At twelve years old, I spent much more time wistfully dreaming about love and wondering why it hadn’t found me yet than I should have. I dreamt about, wrote in my diary, and grew up with a secret desire so many girls share: to be the one who is special enough to change even the darkest antihero into a vulnerable man deeply in love. This all-consuming desire to be irreplaceable softened as I grew older, but lived in the back of my mind, especially during the situations I found myself in with men. I had no idea who I was, so I tailored my personality to whoever my love interest at the time was, morphing into someone unrecognizable. Only by becoming cognizant of my lack of self was I able to stop shedding my own skin each time I thought I fell in love. We’re taught to fear solitude, that being alone is something magnetic and irresistible that women never go through, and a toxic love story is better than no love story.  

Unfortunately, the Conrad Fishers of the world are unlikely to suddenly become emotionally available to the girl they are destined to be with by some stroke of lightning. Yet we women relentlessly pursue the goodness we desperately believe lies within the men we love. We forgive even the cruelest or most thoughtless of actions, hanging on to the shred of hope that the wonderfulness they’ve revealed to us on a special occasion can become their norm. 

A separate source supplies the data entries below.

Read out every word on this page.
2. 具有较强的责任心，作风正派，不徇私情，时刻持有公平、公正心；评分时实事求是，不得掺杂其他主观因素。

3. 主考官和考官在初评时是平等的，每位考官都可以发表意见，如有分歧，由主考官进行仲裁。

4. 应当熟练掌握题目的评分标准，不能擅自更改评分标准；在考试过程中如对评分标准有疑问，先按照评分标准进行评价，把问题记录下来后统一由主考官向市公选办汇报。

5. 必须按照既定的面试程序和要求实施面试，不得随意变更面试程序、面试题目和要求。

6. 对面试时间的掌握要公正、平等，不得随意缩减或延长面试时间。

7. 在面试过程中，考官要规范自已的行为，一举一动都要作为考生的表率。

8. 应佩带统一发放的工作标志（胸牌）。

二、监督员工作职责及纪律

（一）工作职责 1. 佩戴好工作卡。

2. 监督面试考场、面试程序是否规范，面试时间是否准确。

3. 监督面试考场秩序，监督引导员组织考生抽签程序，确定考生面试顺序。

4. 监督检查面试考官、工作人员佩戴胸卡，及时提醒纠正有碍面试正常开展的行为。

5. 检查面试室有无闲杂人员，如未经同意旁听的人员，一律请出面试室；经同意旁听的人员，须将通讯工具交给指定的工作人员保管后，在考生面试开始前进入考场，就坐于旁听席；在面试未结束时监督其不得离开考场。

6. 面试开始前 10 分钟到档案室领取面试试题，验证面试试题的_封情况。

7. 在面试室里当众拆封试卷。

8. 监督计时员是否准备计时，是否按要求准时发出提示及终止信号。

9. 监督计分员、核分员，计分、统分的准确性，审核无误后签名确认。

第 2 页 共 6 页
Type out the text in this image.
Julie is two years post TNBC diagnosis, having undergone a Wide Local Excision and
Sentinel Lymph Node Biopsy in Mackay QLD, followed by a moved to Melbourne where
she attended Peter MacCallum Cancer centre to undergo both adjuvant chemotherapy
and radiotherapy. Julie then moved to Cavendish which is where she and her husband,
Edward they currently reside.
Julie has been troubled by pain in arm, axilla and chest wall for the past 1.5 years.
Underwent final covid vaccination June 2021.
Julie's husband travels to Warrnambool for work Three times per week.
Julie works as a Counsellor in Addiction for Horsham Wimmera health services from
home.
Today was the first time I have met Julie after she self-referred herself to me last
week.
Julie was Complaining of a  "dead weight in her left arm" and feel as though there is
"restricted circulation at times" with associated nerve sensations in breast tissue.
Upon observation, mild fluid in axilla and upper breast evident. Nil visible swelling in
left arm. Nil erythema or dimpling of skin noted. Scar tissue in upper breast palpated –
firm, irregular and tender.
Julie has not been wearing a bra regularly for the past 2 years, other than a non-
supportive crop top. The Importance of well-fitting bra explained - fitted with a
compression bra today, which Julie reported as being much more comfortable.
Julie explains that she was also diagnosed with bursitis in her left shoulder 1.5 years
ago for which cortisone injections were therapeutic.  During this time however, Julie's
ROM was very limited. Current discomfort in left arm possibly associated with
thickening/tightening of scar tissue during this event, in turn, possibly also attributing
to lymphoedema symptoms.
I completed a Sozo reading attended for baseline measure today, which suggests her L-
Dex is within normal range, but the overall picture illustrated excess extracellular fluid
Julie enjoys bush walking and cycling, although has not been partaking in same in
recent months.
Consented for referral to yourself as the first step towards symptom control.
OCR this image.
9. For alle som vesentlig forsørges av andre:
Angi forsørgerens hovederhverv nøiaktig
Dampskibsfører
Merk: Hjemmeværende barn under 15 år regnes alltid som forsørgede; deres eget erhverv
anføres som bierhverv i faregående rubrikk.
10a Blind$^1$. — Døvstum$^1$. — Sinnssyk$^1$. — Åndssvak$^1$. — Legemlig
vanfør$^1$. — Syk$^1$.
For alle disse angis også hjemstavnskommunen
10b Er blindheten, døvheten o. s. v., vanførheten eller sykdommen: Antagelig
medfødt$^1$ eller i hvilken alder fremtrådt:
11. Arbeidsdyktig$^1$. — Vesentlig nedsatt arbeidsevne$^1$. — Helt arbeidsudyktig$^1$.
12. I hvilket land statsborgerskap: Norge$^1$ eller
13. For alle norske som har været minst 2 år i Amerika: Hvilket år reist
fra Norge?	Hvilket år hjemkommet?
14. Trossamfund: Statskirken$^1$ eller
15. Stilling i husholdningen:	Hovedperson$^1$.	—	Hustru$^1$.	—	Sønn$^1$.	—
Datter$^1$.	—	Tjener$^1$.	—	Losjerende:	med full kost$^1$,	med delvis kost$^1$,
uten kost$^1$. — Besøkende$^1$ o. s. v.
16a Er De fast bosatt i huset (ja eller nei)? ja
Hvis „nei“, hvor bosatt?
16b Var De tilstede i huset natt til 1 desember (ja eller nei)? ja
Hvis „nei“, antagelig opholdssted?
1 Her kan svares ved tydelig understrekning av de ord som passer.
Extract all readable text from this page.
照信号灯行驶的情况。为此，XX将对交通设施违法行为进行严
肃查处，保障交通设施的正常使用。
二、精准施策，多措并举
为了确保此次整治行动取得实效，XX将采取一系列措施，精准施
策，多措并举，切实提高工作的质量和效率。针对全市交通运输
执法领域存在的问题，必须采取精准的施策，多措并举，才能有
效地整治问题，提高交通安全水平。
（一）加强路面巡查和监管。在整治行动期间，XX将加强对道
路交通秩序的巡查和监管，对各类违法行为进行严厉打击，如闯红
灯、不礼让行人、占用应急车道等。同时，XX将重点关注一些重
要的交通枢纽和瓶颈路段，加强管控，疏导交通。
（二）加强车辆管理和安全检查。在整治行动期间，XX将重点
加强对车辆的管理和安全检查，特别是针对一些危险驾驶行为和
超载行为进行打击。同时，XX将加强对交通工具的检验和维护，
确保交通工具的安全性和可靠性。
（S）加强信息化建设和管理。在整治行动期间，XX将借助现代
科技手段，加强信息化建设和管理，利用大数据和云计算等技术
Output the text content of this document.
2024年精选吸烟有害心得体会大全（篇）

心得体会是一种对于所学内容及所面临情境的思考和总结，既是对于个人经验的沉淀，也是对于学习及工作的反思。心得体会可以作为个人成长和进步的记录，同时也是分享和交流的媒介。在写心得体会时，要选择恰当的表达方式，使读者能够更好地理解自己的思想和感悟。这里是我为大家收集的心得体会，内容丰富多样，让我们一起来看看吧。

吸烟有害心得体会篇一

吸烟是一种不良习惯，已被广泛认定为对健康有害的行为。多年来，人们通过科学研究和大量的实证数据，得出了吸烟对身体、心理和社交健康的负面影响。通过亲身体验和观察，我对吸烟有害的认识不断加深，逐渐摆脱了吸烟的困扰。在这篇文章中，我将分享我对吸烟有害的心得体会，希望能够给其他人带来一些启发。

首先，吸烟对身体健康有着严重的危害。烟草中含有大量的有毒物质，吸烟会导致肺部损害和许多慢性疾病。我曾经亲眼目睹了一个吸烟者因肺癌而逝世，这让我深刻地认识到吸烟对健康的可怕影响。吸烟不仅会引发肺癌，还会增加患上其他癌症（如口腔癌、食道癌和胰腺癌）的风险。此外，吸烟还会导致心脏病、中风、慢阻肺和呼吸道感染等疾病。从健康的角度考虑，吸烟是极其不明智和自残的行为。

What we are really seeking is the unhealthy version of validation that we are special, unique, and more important than other women, some silent competition where we win when we possess some unique power that will transform any brooding man. This validation can only lead to us making martyrs of ourselves for men who don’t deserve our grace, nor question the gender imbalance in emotional labor. To move beyond these tropes is to recognize the complexity of our desires and to seek relationships where vulnerability is not extracted but freely offered; where growth is mutual, and compassion is reciprocated. It means rewriting the narrative so that tenderness is not a reward for endurance but a fundamental building block of connection.  

In refusing to chase the archetype of the brooding man manifested in real life, we allow space for a different kind of profound satisfaction to complete us, one that arises from simply being: free, supported, and whole. Only in this version of ourselves will we be able to recognize, appreciate, and uplift healthy romantic love when it appears. We deserve that as much as our female protagonists do.